Judgment result of the recognition unit, Kaku: Candidate memory, 54: Result memory after character type control processing, 55: Control conditions regarding process execution, 56: Result memory after character selection processing.

Claims

[Claims]

1. In a character recognition device that reads target characters that are composed of multiple character type groups,
The recognition unit of the character recognition device is configured to output a plurality of candidate categories including a plurality of candidate subcategories, and the post-processing unit compares the priorities of the candidate subcategories and selects a candidate category with a high priority.

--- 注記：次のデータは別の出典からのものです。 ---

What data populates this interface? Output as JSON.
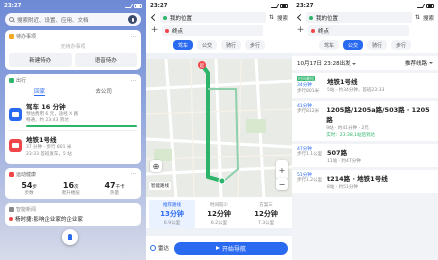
{
  "screen1": {
    "status_time": "23:27",
    "search_placeholder": "搜索附近、设置、应用、文档",
    "todo": {
      "title": "待办事项",
      "empty": "无待办事项",
      "btn_new": "新建待办",
      "btn_voice": "语音待办"
    },
    "trip": {
      "title": "出行",
      "tabs": [
        "回家",
        "去公司"
      ],
      "routes": [
        {
          "icon_color": "#2a6af0",
          "title": "驾车 16 分钟",
          "sub": "预估费用 6 元，途经 X 路\n畅通，约 23:43 到达",
          "extra": ""
        },
        {
          "icon_color": "#f0464a",
          "title": "地铁1号线",
          "sub": "37 分钟 · 步行 801 米",
          "extra": "23:33 首班发车，5 站"
        }
      ]
    },
    "health": {
      "title": "运动健康",
      "stats": [
        {
          "value": "54",
          "unit": "步",
          "label": "步数"
        },
        {
          "value": "16",
          "unit": "次",
          "label": "爬升楼层"
        },
        {
          "value": "47",
          "unit": "千卡",
          "label": "热量"
        }
      ]
    },
    "news": {
      "title": "智能新闻",
      "headline": "杨时捷:影响企业家的企业家"
    }
  },
  "screen2": {
    "status_time": "23:27",
    "from": "我的位置",
    "to": "终点",
    "search_label": "搜索",
    "modes": [
      "驾车",
      "公交",
      "骑行",
      "步行"
    ],
    "active_mode": "驾车",
    "map_start_label": "起",
    "smart_label": "智能路线",
    "route_options": [
      {
        "label": "推荐路线",
        "time": "13分钟",
        "detail": "6.9公里"
      },
      {
        "label": "时间较少",
        "time": "12分钟",
        "detail": "6.2公里"
      },
      {
        "label": "方案三",
        "time": "12分钟",
        "detail": "7.3公里"
      }
    ],
    "radar": "雷达",
    "start_nav": "开始导航",
    "colors": {
      "route": "#2cb56a",
      "primary": "#2a6af0",
      "start": "#f0464a"
    }
  },
  "screen3": {
    "status_time": "23:27",
    "from": "我的位置",
    "to": "终点",
    "search_label": "搜索",
    "modes": [
      "驾车",
      "公交",
      "骑行",
      "步行"
    ],
    "active_mode": "公交",
    "depart_time": "10月17日 23:28出发",
    "sort": "推荐线路",
    "routes": [
      {
        "badge": "时间最短",
        "duration": "34分钟",
        "walk": "步行801米",
        "title": "地铁1号线",
        "detail": "5站 · 约34分钟，首班23:33",
        "live": ""
      },
      {
        "badge": "",
        "duration": "41分钟",
        "walk": "步行812米",
        "title": "1205路/1205a路/503路 · 1205路",
        "detail": "9站 · 约41分钟 · 2元",
        "live": "实时：23:38,1站后到达"
      },
      {
        "badge": "",
        "duration": "47分钟",
        "walk": "步行1.1公里",
        "title": "507路",
        "detail": "11站 · 约47分钟",
        "live": ""
      },
      {
        "badge": "",
        "duration": "51分钟",
        "walk": "步行1.2公里",
        "title": "t214路 · 地铁1号线",
        "detail": "8站 · 约51分钟",
        "live": ""
      }
    ]
  }
}
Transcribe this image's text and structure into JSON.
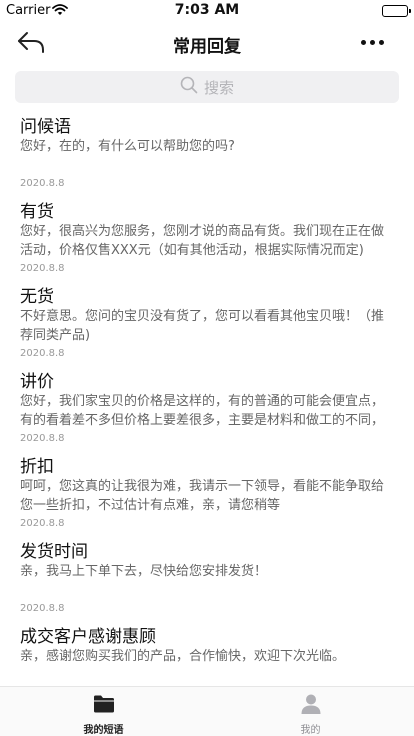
{
  "status_bar": {
    "carrier": "Carrier",
    "time": "7:03 AM",
    "battery_level": 1.0
  },
  "nav": {
    "title": "常用回复",
    "back_icon": "back-arrow-icon",
    "more_icon": "more-dots-icon"
  },
  "search": {
    "placeholder": "搜索",
    "icon": "search-icon"
  },
  "items": [
    {
      "title": "问候语",
      "content": "您好，在的，有什么可以帮助您的吗?",
      "date": "2020.8.8"
    },
    {
      "title": "有货",
      "content": "您好，很高兴为您服务，您刚才说的商品有货。我们现在正在做活动，价格仅售XXX元（如有其他活动，根据实际情况而定)",
      "date": "2020.8.8"
    },
    {
      "title": "无货",
      "content": "不好意思。您问的宝贝没有货了，您可以看看其他宝贝哦！（推荐同类产品)",
      "date": "2020.8.8"
    },
    {
      "title": "讲价",
      "content": "您好，我们家宝贝的价格是这样的，有的普通的可能会便宜点，有的看着差不多但价格上要差很多，主要是材料和做工的不同，",
      "date": "2020.8.8"
    },
    {
      "title": "折扣",
      "content": "呵呵，您这真的让我很为难，我请示一下领导，看能不能争取给您一些折扣，不过估计有点难，亲，请您稍等",
      "date": "2020.8.8"
    },
    {
      "title": "发货时间",
      "content": "亲，我马上下单下去，尽快给您安排发货！",
      "date": "2020.8.8"
    },
    {
      "title": "成交客户感谢惠顾",
      "content": "亲，感谢您购买我们的产品，合作愉快，欢迎下次光临。",
      "date": ""
    }
  ],
  "tabs": [
    {
      "label": "我的短语",
      "icon": "folder-icon",
      "active": true,
      "color": "#222222"
    },
    {
      "label": "我的",
      "icon": "person-icon",
      "active": false,
      "color": "#8e8e93"
    }
  ]
}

A character type control process to select, a subcategory process to select a candidate category that is considered to be the correct answer for the character based on the connection relationship between the candidate category of the character immediately before or after the character and the candidate category of the character, and or knowledge processing that selects a candidate category that is considered to be the correct answer for the character based on the category itself's connection relationship between the candidate category of the character immediately after, the candidate category of the character, and the candidate category of the character; The character reading device is configured such that the priority given to each subcategory to select candidate subcategories obtained from the recognition unit can be set in advance. A character selection processing method characterized by being classified into a subcategory group that agrees with and can be clearly distinguished from all other categories, a subcategory group that can be clearly distinguished from all categories of an allopathic character group, and others.